И затем, надо признать, что Жильберта несколько охладела к своему замыслу, тогда как решимость Эмиля не ослабевала ни на минуту.

Любовь поглощает все думы влюбленных, и наши молодые люди были так заняты друг другом, что вскоре ничто иное уже не шло им на ум.

Чувство, страсть завладели всем их существом, и часы пролетали в опьянении свидания или же томительно ползли в ожидании блаженной минуты встречи.

Господину Кардонне, внимательно наблюдавшему за сыном, да и самому Эмилю, уже не отдававшему себе отчета в том, что творится в его душе, это казалось странным, а ведь произошло нечто вполне естественное и неизбежное: страсть, пожиравшая нашего героя в его отроческие годы, а именно: жажда все узнать, все изучить, потребность приобщиться к жизни уступила место сладкой полудремоте сознания, некоему забвению излюбленных теорий.
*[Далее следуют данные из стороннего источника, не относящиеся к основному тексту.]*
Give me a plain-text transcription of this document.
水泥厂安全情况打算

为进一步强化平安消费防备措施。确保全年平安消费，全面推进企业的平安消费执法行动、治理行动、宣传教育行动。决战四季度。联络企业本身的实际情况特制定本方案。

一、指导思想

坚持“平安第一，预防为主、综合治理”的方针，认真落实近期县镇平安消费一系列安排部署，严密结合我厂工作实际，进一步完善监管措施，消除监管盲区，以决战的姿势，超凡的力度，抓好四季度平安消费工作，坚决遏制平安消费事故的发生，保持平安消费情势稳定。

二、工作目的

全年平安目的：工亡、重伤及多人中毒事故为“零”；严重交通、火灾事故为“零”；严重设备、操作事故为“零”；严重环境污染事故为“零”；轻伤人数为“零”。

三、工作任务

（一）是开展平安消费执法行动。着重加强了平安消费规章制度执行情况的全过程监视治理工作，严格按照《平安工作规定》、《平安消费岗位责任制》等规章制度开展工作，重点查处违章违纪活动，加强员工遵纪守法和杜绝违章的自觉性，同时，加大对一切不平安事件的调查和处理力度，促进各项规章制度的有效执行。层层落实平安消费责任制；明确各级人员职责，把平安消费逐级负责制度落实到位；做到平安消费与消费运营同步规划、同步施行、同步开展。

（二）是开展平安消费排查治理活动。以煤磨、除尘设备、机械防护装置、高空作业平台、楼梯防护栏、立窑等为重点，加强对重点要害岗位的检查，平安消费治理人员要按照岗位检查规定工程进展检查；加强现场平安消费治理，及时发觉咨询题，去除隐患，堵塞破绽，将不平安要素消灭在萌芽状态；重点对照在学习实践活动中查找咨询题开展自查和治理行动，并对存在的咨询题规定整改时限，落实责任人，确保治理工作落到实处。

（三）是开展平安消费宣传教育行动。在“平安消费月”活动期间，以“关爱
В цельном, гармоническом обществе любовь, несомненно, станет движущей силой патриотизма и самоотверженного служения обществу. Но когда смелые и благородные порывы направлены на тягостную борьбу с людьми и окружающей обстановкой, личные чувства берут верх в душе человека и господствуют над ним в ущерб всем иным стремлениям, которые постепенно глохнут.

Народ ищет забвения своим горестям и лишениям в вине; влюбленный черпает волшебный напиток забвения во взоре своей возлюбленной.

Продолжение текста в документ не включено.